Im Bereich des Höhentiefs und hochreichend labiler Kaltluft haben sich heute bei
CAPE-Werten von wenigen hundert J/kg mit Ausnahme des äußersten Nordens vermehrt
Schauer und Gewitter entwickelt. Mit Weiterziehen des Höhentiefs und einem daran
gekoppelten Randtrog wird sich der Schwerpunkt der Schauer- und
Gewittertätigkeit nun von der Mitte in Richtung südliche Mitte und weiter
Richtung Süden und dort insbesondere Richtung Bayern verlagern. Bei PPW Werten
zwischen 20 und knapp 30 mm und nur geringer Zuggeschwindigkeit ist dabei
weiterhin Starkregen um 20 l/qm in kurzer Zeit möglich. In Schauerstraßen oder
beim Verclustern von Schauern sind punktuell auch unwetterartige Regenmengen um
30 mm in kurzer Zeit nicht ausgeschlossen. Die Wahrscheinlichkeiten
diesbezüglich nehmen seitens I-D2 EPS aber am Abend und in der Nacht deutlich
ab. Hinzu kommt aber, dass an der Südflanke des Höhentiefs und somit über dem
Süden deutlich mehr Dynamik vorzufinden ist. Zum einen verläuft dort vom Westen
bis in den Süden ein gut ausgeprägtes Jetmaximum. Dieses interagiert mit der
feuchten Luftmasse und reichlich Scherung in den unteren Schichten, sodass bei
organsierterer Konvektion auch Sturmböen Bft 8 bis 9 auftreten können. Dabei ist
insbesondere eine Linie im Fokus, die sich aktuell (Stand 18:30 MESZ) über
Franken gebildet hat und mittlerweile bis in die Pfalz reicht. Sie läuft in ein
Gebiet mit mehr Einstrahlung hinein, sodass dort mit entsprechender
Durchmischung auch die erwähnten Sturmböen als Begleiterscheinung auftreten
könne. Das HKN liegt zwar nicht gar so tief, dennoch sind bei erhöhter Scherung
einzelne Tornadoentwicklungen nicht ausgeschlossen.

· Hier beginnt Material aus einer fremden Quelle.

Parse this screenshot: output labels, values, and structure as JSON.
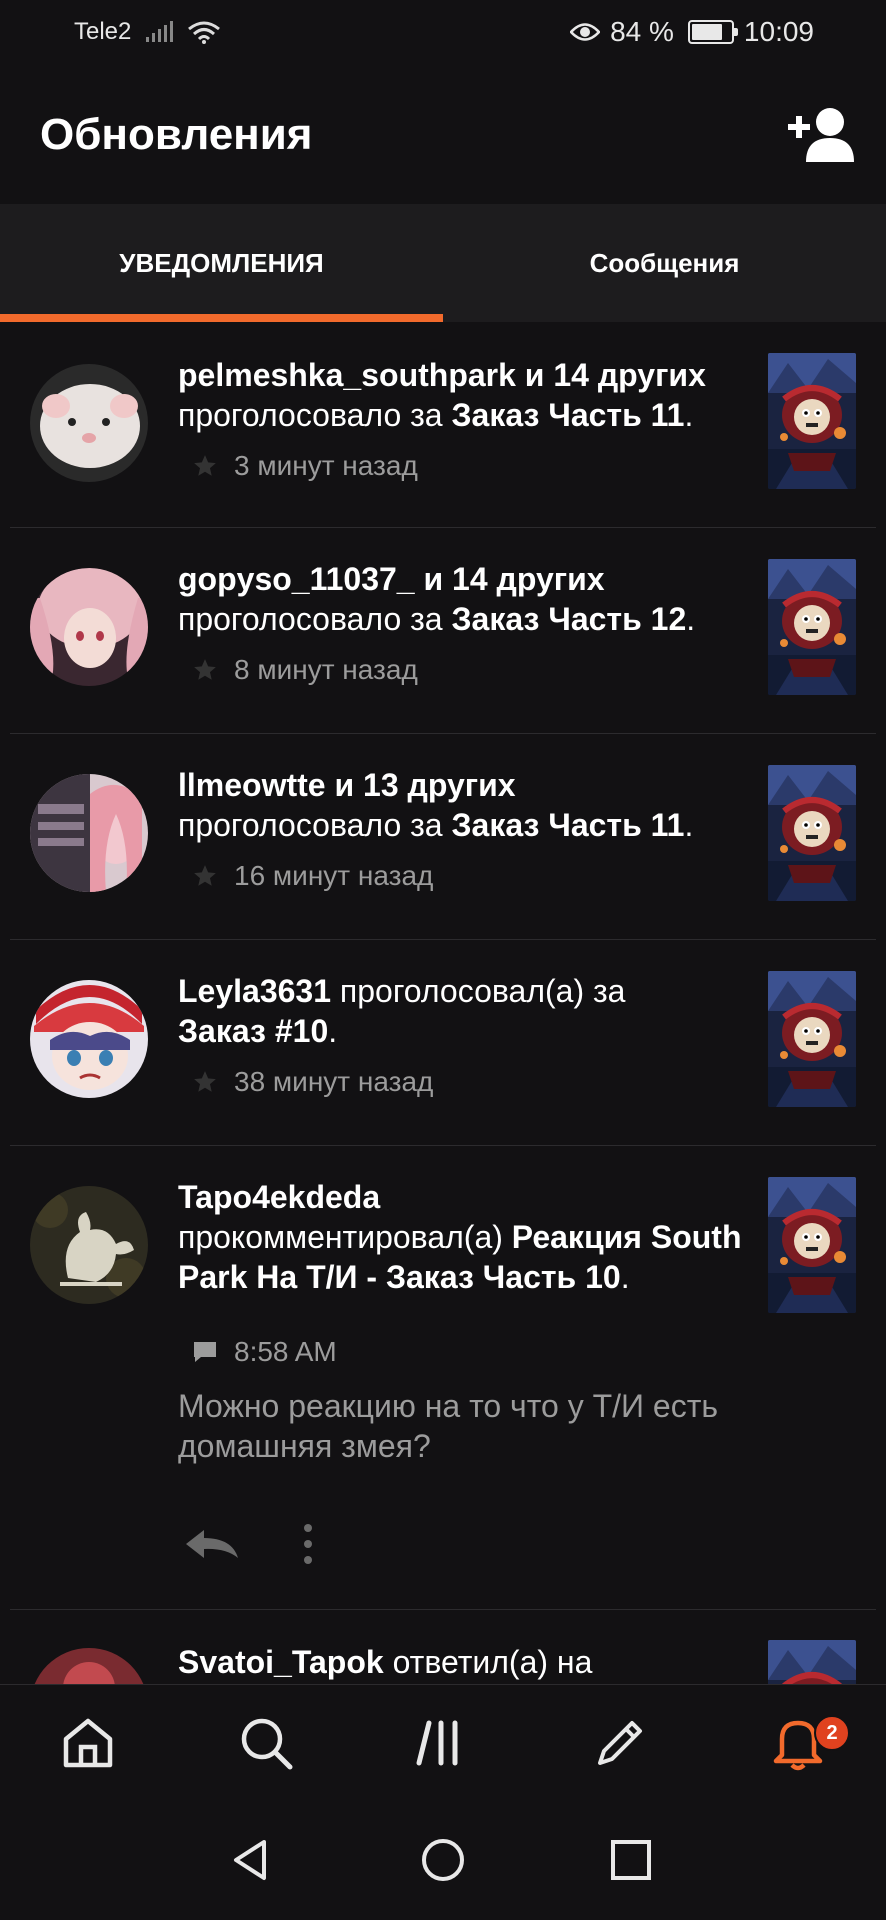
{
  "status_bar": {
    "carrier": "Tele2",
    "battery": "84 %",
    "battery_level": 0.84,
    "time": "10:09"
  },
  "header": {
    "title": "Обновления"
  },
  "tabs": [
    {
      "label": "УВЕДОМЛЕНИЯ",
      "active": true
    },
    {
      "label": "Сообщения",
      "active": false
    }
  ],
  "notifications": [
    {
      "user": "pelmeshka_southpark",
      "others": " и 14 других",
      "action": "проголосовало за",
      "target": "Заказ Часть 11",
      "end": ".",
      "time": "3 минут назад",
      "icon": "star-icon"
    },
    {
      "user": "gopyso_11037_",
      "others": " и 14 других",
      "action": "проголосовало за",
      "target": "Заказ Часть 12",
      "end": ".",
      "time": "8 минут назад",
      "icon": "star-icon"
    },
    {
      "user": "llmeowtte",
      "others": " и 13 других",
      "action": "проголосовало за",
      "target": "Заказ Часть 11",
      "end": ".",
      "time": "16 минут назад",
      "icon": "star-icon"
    },
    {
      "user": "Leyla3631",
      "action": " проголосовал(а) за",
      "target": "Заказ #10",
      "end": ".",
      "time": "38 минут назад",
      "icon": "star-icon"
    },
    {
      "user": "Tapo4ekdeda",
      "action": "прокомментировал(а)",
      "target": "Реакция South Park На Т/И - Заказ Часть 10",
      "end": ".",
      "time": "8:58 AM",
      "icon": "comment-icon",
      "comment": "Можно реакцию на то что у Т/И есть домашняя змея?"
    },
    {
      "user": "Svatoi_Tapok",
      "action": " ответил(а) на"
    }
  ],
  "bottom_nav": {
    "items": [
      "home-icon",
      "search-icon",
      "library-icon",
      "write-icon",
      "notifications-bell-icon"
    ],
    "active": "notifications-bell-icon",
    "badge": "2"
  },
  "colors": {
    "accent": "#f26a2c",
    "background": "#121113",
    "tabs_background": "#1d1c1e",
    "muted_text": "#9c9c9c",
    "badge": "#e0421f"
  }
}
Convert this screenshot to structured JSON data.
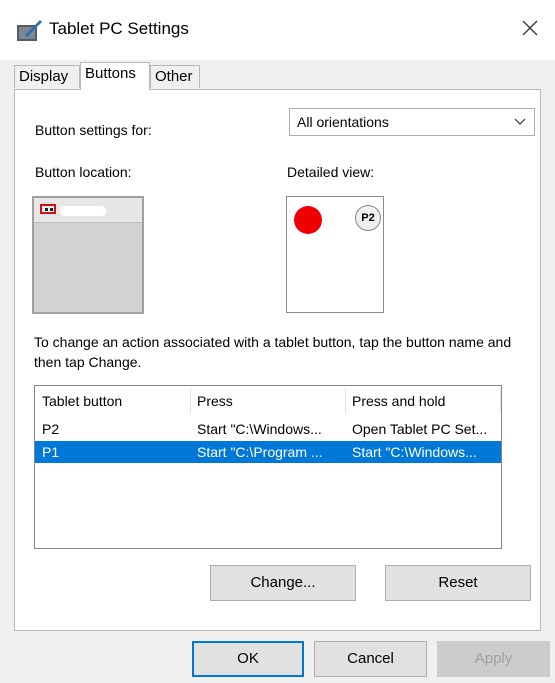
{
  "window": {
    "title": "Tablet PC Settings"
  },
  "tabs": [
    {
      "label": "Display",
      "active": false
    },
    {
      "label": "Buttons",
      "active": true
    },
    {
      "label": "Other",
      "active": false
    }
  ],
  "buttons_tab": {
    "settings_for_label": "Button settings for:",
    "orientation_select": {
      "value": "All orientations"
    },
    "location_label": "Button location:",
    "detail_label": "Detailed view:",
    "detail_badge": "P2",
    "instructions": "To change an action associated with a tablet button, tap the button name and then tap Change.",
    "table": {
      "headers": [
        "Tablet button",
        "Press",
        "Press and hold"
      ],
      "rows": [
        {
          "cells": [
            "P2",
            "Start \"C:\\Windows...",
            "Open Tablet PC Set..."
          ],
          "selected": false
        },
        {
          "cells": [
            "P1",
            "Start \"C:\\Program ...",
            "Start \"C:\\Windows..."
          ],
          "selected": true
        }
      ]
    },
    "change_label": "Change...",
    "reset_label": "Reset"
  },
  "footer": {
    "ok_label": "OK",
    "cancel_label": "Cancel",
    "apply_label": "Apply"
  },
  "colors": {
    "selection": "#0078d7",
    "indicator": "#ee0000"
  },
  "icons": {
    "app": "tablet-pc-icon",
    "close": "close-icon",
    "dropdown": "chevron-down-icon"
  }
}
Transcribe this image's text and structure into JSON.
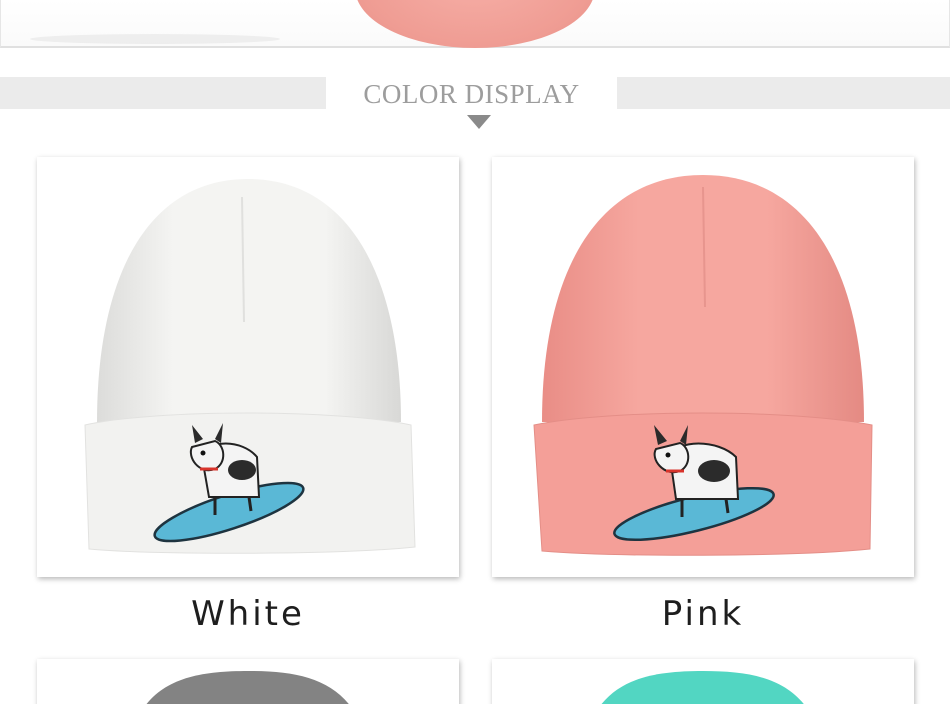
{
  "section": {
    "title": "COLOR DISPLAY"
  },
  "colors": {
    "white_hat": "#f7f7f5",
    "pink_hat": "#f4a29b",
    "gray_hat": "#848484",
    "mint_hat": "#52d6c2",
    "skateboard": "#56b7d4"
  },
  "products": [
    {
      "label": "White"
    },
    {
      "label": "Pink"
    }
  ]
}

Mit Vorankommen der Niederschläge in der Nacht in Richtung Südostbayern und
Alpenrand kann es durch Staueffekte und einer recht strömungsparallelen Zugbahn
zu teils länger anhaltendem, schauerartig verstärktem und anfangs sicherlich
noch gewittrigem Regen kommen. Die höher auflösenden Modelle und I-D2 EPS deuten
etwa vom Münchner Raum bis zum östlichen Alpenrand auf Regenmengen zwischen 25
und 35 mm in 6 bis 9 Stunden hin, sodass dort über die Ausgabe einer länger
laufenden markanten Gewitterwarnung nachgedacht werden kann.
Ein weiterer Randtrog schwenkt von der Ostsee kommend in den äußersten Norden
und Nordosten Deutschlands, sodass dort nach kurzer Wetterberuhigung ausgangs
der zweiten Nachthälfte wieder schauerartiger Regen aufkommt. Eventuell reicht
es in Küstennähe für ein kurzes Gewitter.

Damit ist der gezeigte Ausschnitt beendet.